Но все же начальству пришлось побывать на передовой. Командующий корпусом решил самолично удостовериться, что все готово к предстоящим боевым действиям. И он в сопровождении большой свиты отправился туда. Наш командир полка, тоже находившийся при нем, естественно, взял с собой и меня. Поначалу все шло благополучно. Но немцы не могли не заметить такую солидную демонстрацию на переднем крае. Начался минометный обстрел. Здесь проходила опушка леса, и мины взрывались, утыкаясь в ветки. Окопы никак не могли защитить от летящих сверху осколков. Сначала все старались делать вид, что не замечают. Наконец, кто-то не выдержал, выскочил из бесполезного окопа и побежал. За ним врассыпную последовали и другие. Со стороны, вероятно, это было забавное зрелище — солидные, грозные военноначальники, сломя голову, мчатся кто куда. Ненужный, к тому же, небезопасный «спектакль». Не хочу сказать, что командиры высокого уровня не должны лично контролировали ситуацию. Но лучше это делать без свиты. Вот здесь как раз и может по-настоящему пригодиться адъютант.
После прорыва обороны форсировали Днепр и с хода взяли Могилев. Только продвинулись с боями немного дальше, как по радио сообщают: освобожден Минск. Как же так, до Минска еще 150 км и немцы вот здесь, перед нами. Неужели Совинформбюро так упреждает события? Вскоре поступил приказ вернуться в Могилев. И все разъяснилось. Минск действительно взят, а крупные силы немцев к востоку от него остались в окружении. Обходим окруженных с юга и заходим к ним в тыл. Некоторое время они еще пытаются организованно отходить. В мои руки попала немецкая карта с нанесенными на ней строго разграниченными полосами отступления для разных подразделений. Были указаны и сроки занятия тех или иных рубежей. Все четко на бумаге. Однако наши активные действия и труднопроходимость белорусских лесов и болот не дали им возможности это осуществить. Окруженные войска разбились на сравнительно мелкие группы, более или менее самостоятельно пытающиеся выбраться к своим. Своеобразная получилась здесь война.

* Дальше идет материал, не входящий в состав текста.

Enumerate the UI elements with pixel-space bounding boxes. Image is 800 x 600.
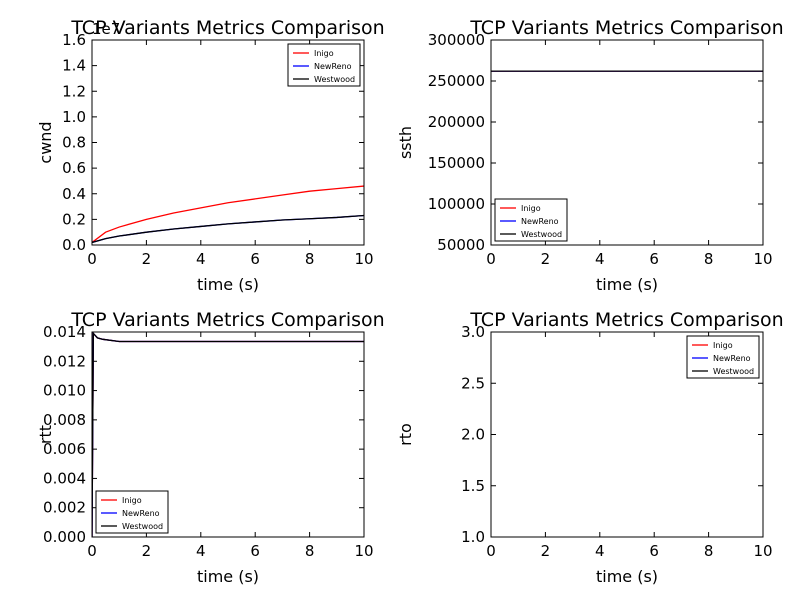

Находимся в нескольких десятках километров юго-восточнее Минска. Неподалеку, вдоль неглубокой лощины, тянется непрерывная колонна отступающих немцев. Я веду по ним периодический огонь. Они продолжают двигаться — деваться им некуда. Неожиданно на нашу поляну выскакивает с десяток немцев. Это боковое охранение, которое полагается иметь при движении колонны. Пехотное подразделение по соседству открывает по ним огонь. И полковая пушечка здесь же стреляет. Даже я присоединяюсь со своим пистолетом. Немцы, почти не сопротивляясь, поднимают руки. Вот уже и нет у них боевого охранения! Когда все кончилось, оказалось, что один из наших пехотинцев, совсем рядом с нами, убит. Убит в спину, кем-то из своих. Может быть, случайно, а может быть, и нет. Всякое бывает на фронте. Разобраться, как это произошло, и не пытались. Не до того.

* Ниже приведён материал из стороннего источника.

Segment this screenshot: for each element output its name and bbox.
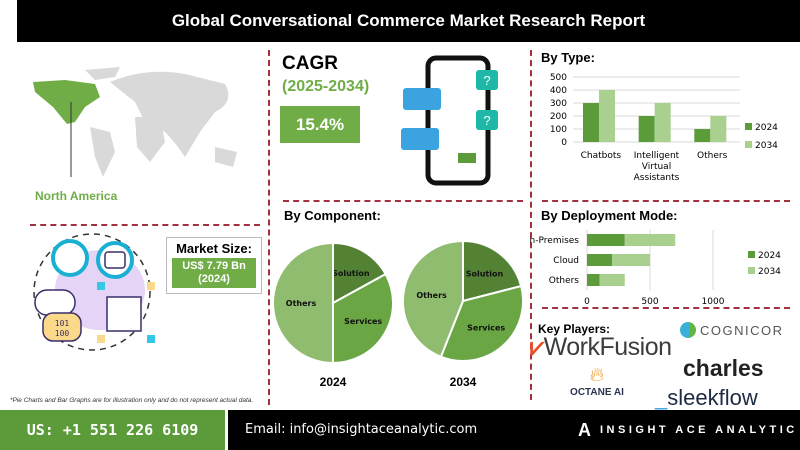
legend-label: 2024 <box>755 123 778 133</box>
x-tick-label: 0 <box>584 297 590 307</box>
insight-ace-logo-icon: A <box>578 420 591 440</box>
pie-slice-solution <box>462 239 523 303</box>
pie-label: Services <box>467 323 505 332</box>
y-tick-label: 400 <box>550 86 567 96</box>
pie-label: Others <box>416 291 447 300</box>
svg-text:?: ? <box>483 73 490 88</box>
pie-label: Solution <box>332 269 370 278</box>
flame-icon: 🔥︎ <box>589 364 605 386</box>
legend-swatch <box>745 141 752 148</box>
pie-year-label: 2024 <box>320 375 347 389</box>
divider <box>283 200 523 202</box>
pie-slice-others <box>402 239 464 359</box>
component-pie-charts: Solution Services Others 2024 Solution Servic… <box>272 239 524 389</box>
cognicor-name: COGNICOR <box>700 322 784 338</box>
market-size-card: Market Size: US$ 7.79 Bn (2024) <box>166 237 262 294</box>
footer-brand: INSIGHT ACE ANALYTIC <box>600 424 798 436</box>
world-map <box>33 67 237 177</box>
y-tick-label: 500 <box>550 73 567 83</box>
bar-2024 <box>638 116 655 142</box>
y-tick-label: Cloud <box>553 256 579 266</box>
x-tick-label: Others <box>697 151 728 161</box>
cagr-period: (2025-2034) <box>282 78 370 95</box>
type-bar-chart: 0 100 200 300 400 500 Chatbots IntelligentVirtu… <box>550 73 778 183</box>
sleekflow-logo: _sleekflow <box>655 385 758 410</box>
deployment-title: By Deployment Mode: <box>541 208 678 223</box>
footer-email[interactable]: Email: info@insightaceanalytic.com <box>245 422 478 437</box>
svg-text:101: 101 <box>55 319 70 328</box>
disclaimer: *Pie Charts and Bar Graphs are for illus… <box>10 397 254 404</box>
phone-chat-icon: ? ? <box>401 55 498 186</box>
market-size-label: Market Size: <box>176 241 252 256</box>
legend-label: 2034 <box>758 267 781 277</box>
deployment-bar-chart: 0 500 1000 On-Premises Cloud Others 2024 2034 <box>530 230 781 307</box>
footer-phone[interactable]: US: +1 551 226 6109 <box>0 410 225 450</box>
component-title: By Component: <box>284 208 381 223</box>
workfusion-name: WorkFusion <box>543 333 672 361</box>
conversational-ai-illustration-icon: 101 100 <box>33 233 155 351</box>
divider <box>542 200 790 202</box>
bar-2034 <box>624 234 676 246</box>
region-label: North America <box>35 189 118 203</box>
bar-2034 <box>599 90 615 142</box>
bar-2034 <box>599 274 625 286</box>
legend-swatch <box>748 267 755 274</box>
workfusion-logo: ⩗WorkFusion <box>530 333 672 361</box>
y-tick-label: On-Premises <box>530 236 579 246</box>
legend-swatch <box>745 123 752 130</box>
svg-text:?: ? <box>483 113 490 128</box>
report-title-bar: Global Conversational Commerce Market Re… <box>17 0 800 42</box>
octane-ai-logo: 🔥︎ OCTANE AI <box>561 365 633 398</box>
type-title: By Type: <box>541 50 595 65</box>
cagr-value: 15.4% <box>280 106 360 143</box>
pie-slice-solution <box>332 241 387 305</box>
pie-slice-services <box>332 272 394 365</box>
report-title: Global Conversational Commerce Market Re… <box>171 11 646 30</box>
legend-swatch <box>748 251 755 258</box>
legend-label: 2034 <box>755 141 778 151</box>
cognicor-logo: COGNICOR <box>680 322 784 338</box>
bar-2034 <box>612 254 650 266</box>
y-tick-label: 0 <box>561 138 567 148</box>
bar-2034 <box>654 103 671 142</box>
y-tick-label: Others <box>549 276 580 286</box>
bar-2024 <box>583 103 599 142</box>
y-tick-label: 300 <box>550 99 567 109</box>
y-tick-label: 200 <box>550 112 567 122</box>
divider <box>268 50 270 405</box>
bar-2024 <box>587 274 600 286</box>
pie-slice-services <box>439 284 524 362</box>
pie-slice-others <box>272 241 334 365</box>
x-tick-label: Assistants <box>634 173 680 183</box>
octane-ai-name: OCTANE AI <box>570 387 624 398</box>
svg-text:100: 100 <box>55 329 70 338</box>
x-tick-label: 1000 <box>702 297 725 307</box>
y-tick-label: 100 <box>550 125 567 135</box>
bar-2024 <box>587 254 613 266</box>
x-tick-label: 500 <box>641 297 658 307</box>
pie-label: Solution <box>466 269 504 278</box>
x-tick-label: Virtual <box>642 162 671 172</box>
market-size-value: US$ 7.79 Bn <box>182 260 246 272</box>
pie-label: Others <box>286 299 317 308</box>
bar-2034 <box>710 116 727 142</box>
charles-logo: charles <box>683 355 764 381</box>
market-size-year: (2024) <box>198 273 230 285</box>
pie-year-label: 2034 <box>450 375 477 389</box>
x-tick-label: Intelligent <box>634 151 680 161</box>
bar-2024 <box>587 234 625 246</box>
footer-bar: Email: info@insightaceanalytic.com A INS… <box>228 410 800 450</box>
legend-label: 2024 <box>758 251 781 261</box>
bar-2024 <box>694 129 711 142</box>
x-tick-label: Chatbots <box>581 151 622 161</box>
divider <box>30 224 260 226</box>
sleekflow-name: sleekflow <box>667 385 758 410</box>
key-players-title: Key Players: <box>538 322 611 336</box>
market-size-value-box: US$ 7.79 Bn (2024) <box>172 258 256 288</box>
pie-label: Services <box>344 317 382 326</box>
cagr-label: CAGR <box>282 53 338 74</box>
divider <box>530 50 532 400</box>
divider <box>542 307 790 309</box>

Вскоре все смешалось. Никакого четкого фронта, никакого строгого разграничения между нами и немцами нет. Вроде слоеного пирога: тут наши, там немцы, а дальше опять наши. Обстановка меняется чуть ли не ежечасно. И никто толком не знает, кто где сейчас находится. Яркий солнечный день. Жара. В деревушку из лесу высыпала большая группа немцев и сгрудилась возле колодца. Наши орудия недалеко, за бугром. Надо их отогнать, пока не полезли на огневые. Картечи для самообороны у нас нет. Открываю огонь. Прицел, до сих пор помню, 26. Это значит до цели 1300 м. Никогда за всю войну так близко не стреляли. Я — за кустом совсем рядом. Тут и не хочешь — попадешь. Часть снарядов, однако, не разрывается и, рикошетируя и кувыркаясь в воздухе, улетает дальше. Видно, слишком настильная траектория для наших гаубиц. Разрывы происходят уже при втором приземлении где-то далеко. Немцы убегают. Вроде все хорошо. Вдруг из того направления, куда улетали наши снаряды, появляются танки. Они приближаются и я вижу, что это наши Т-34. Танки стреляют на ходу в нашу сторону. Зачем, немцев уже здесь нет! Передаю на огневую, чтобы не стреляли по танкам: это наши. Те все ближе и ближе. Продолжают вести огонь. Снаряды рвутся неподалеку. Закрадывается мысль: а может быть, это все-таки немцы сидят в наших танках? Что же делать? Они проходят мимо меня и идут на батареи. Огневые расчеты прячутся в ровики. Передовой танк наезжает на одно из орудий, раздавливает его и останавливается. Сержант Бочарашвили, смелый и решительный, первым выбирается из ровика и подходит к танку. «Кацо, что же ты делаешь?» Оказывается, там, куда долетали наши снаряды, стояло танковое подразделение. Решили, что их обстреливают немцы. Хорошо, что мы сами не открывали огонь, проявили выдержку. А вот артиллеристы по соседству (у них легкие 76-миллиметровые пушки) все же подбили один из танков. Броня не была пробита. Но двое или трое из экипажа были ранены отскочившими внутри от нее осколками. Наша сталь более прочная, чем немецкая, но, к сожалению, и более хрупкая. Не раз имел возможность наблюдать пробоины в танках: у наших — типично хрупкого характера с изломанными краями, у немецких — броня загнута внутрь, что указывает на вязкий разрыв.
Не дождавшись полной ликвидации окруженной группировки, полк отправляется на запад, туда, где находятся прорвавшиеся вперед наши части. По пути попадаются разрозненные группки и отдельные немцы, которые, как правило, сразу же, без сопротивления, сдаются в плен. Один офицер из железнодорожных, войск, явился к нам… босым. Шел пешком, чуть ли не от самого Могилева, и в конец разбил сапоги. Посетовал, что партизаны взорвали все пути, так что даже они, железнодорожники, не смогли вовремя эвакуироваться. Какую-то обувь ему дали. Увидел, что у нас девушки и попросил бритву — не хотел перед ними выглядеть таким заросшим.